Culpable Rating Agencies

S & P, Moody’s & Co., and Fitch–a portfolio manager tells me I shouldn’t overlook the culpability of these rating agencies for misjudging and then cloaking the risk involved in the sub-prime mortgage market. By law, investment banks and other financial entities would have been prohibited from adding so many risky mortgage-backed securities to their books. Pension funds, banks, money market funds, and insurers can only buy debt rated “investment grade” by a Nationally Recognized Statistical Ratings Organization (NRSRO). The SEC doles out this “recognition” and S&P, Moody’s, and Fitch are the only rating agencies so recognized. Since these rating agencies assessed the sub-prime packages as top shelf debt–AAA-the banks took the bait and swallowed the hook. When the debt was finally downgraded, the crunch followed. 
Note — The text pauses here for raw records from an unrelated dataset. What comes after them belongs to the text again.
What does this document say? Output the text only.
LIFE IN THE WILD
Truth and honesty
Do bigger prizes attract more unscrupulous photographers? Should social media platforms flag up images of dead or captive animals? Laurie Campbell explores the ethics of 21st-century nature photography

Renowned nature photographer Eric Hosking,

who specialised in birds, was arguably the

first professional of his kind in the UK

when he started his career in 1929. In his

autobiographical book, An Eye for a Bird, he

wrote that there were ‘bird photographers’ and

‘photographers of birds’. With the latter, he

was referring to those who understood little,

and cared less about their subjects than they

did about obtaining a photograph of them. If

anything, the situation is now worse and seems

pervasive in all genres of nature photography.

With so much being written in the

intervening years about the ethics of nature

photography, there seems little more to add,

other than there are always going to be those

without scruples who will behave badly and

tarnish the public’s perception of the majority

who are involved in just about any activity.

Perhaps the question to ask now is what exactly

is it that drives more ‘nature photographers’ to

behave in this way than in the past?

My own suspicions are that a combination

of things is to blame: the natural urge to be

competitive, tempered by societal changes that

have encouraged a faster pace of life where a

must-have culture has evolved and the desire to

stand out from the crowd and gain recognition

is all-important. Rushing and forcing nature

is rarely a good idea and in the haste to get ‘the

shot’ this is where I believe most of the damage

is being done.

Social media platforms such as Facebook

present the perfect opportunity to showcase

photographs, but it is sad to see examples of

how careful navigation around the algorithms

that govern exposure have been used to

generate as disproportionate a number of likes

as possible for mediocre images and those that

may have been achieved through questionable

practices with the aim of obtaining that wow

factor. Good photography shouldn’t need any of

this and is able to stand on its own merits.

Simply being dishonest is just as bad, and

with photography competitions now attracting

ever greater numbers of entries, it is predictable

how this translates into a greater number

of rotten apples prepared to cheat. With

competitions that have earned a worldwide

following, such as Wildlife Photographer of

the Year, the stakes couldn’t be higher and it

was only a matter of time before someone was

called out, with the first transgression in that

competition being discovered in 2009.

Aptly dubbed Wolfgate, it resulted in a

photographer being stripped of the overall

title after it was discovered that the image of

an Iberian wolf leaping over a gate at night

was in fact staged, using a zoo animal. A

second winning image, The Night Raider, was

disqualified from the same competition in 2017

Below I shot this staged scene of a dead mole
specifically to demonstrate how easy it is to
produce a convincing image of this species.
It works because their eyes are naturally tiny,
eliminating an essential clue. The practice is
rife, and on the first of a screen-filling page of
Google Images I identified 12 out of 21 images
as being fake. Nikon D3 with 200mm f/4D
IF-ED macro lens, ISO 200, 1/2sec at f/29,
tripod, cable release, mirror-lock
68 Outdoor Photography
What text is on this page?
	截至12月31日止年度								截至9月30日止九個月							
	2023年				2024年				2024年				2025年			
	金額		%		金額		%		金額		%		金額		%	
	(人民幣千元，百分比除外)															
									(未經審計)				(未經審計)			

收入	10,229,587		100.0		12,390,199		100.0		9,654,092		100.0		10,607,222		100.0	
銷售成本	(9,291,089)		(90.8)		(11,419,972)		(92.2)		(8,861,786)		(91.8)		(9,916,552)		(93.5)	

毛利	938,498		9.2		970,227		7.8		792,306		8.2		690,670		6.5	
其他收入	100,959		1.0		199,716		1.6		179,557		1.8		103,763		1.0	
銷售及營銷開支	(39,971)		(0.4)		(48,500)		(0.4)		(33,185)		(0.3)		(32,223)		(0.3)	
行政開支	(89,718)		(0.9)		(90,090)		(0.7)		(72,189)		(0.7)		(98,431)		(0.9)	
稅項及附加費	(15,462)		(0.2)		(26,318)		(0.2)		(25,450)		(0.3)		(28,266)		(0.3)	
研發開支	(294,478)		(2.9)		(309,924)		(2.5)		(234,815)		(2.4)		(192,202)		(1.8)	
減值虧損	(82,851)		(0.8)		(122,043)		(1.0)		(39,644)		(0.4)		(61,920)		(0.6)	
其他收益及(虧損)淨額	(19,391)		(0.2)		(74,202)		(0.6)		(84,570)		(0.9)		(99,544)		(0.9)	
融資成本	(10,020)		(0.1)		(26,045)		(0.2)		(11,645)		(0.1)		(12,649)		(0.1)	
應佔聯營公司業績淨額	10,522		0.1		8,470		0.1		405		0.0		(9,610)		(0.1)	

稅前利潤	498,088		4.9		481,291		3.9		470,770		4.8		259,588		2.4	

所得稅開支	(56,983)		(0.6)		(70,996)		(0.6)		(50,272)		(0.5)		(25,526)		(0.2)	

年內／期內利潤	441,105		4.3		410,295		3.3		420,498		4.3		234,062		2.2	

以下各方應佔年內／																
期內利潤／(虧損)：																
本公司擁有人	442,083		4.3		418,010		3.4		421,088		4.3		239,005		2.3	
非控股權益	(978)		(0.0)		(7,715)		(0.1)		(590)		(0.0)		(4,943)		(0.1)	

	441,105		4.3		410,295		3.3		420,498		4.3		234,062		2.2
You would think that independent rating agencies would have every incentive to provide reliable information. But that would assume there was an open market for rating agencies, one without any barriers to entry. Unsurprisingly this is not so. According to Forbes

Regulators have long kept other agencies from competing with Moody’s, S&P and Fitch, despite their supporting roles in high-profile blowups like Enron and the 1997 Asian financial crisis. How? By requiring that only firms that the Securities and Exchange Commission designates as Nationally Recognized Statistical Ratings Organizations can be the final word on credit quality. Since the NRSRO designation is the only one that matters to world’s largest investors and financial institutions, Moody’s, S&P, and Fitch essentially have a lock on the trillions of dollars in debt issued each year…In order to be considered for the designation, the SEC requires a firm to be “nationally recognized” as an “issuer of credible and reliable ratings” by “the predominant users of securities ratings.” But since predominant users, like pension funds, are required to use NRSROs, smaller firms have a hard time meeting the “nationally recognized” threshold.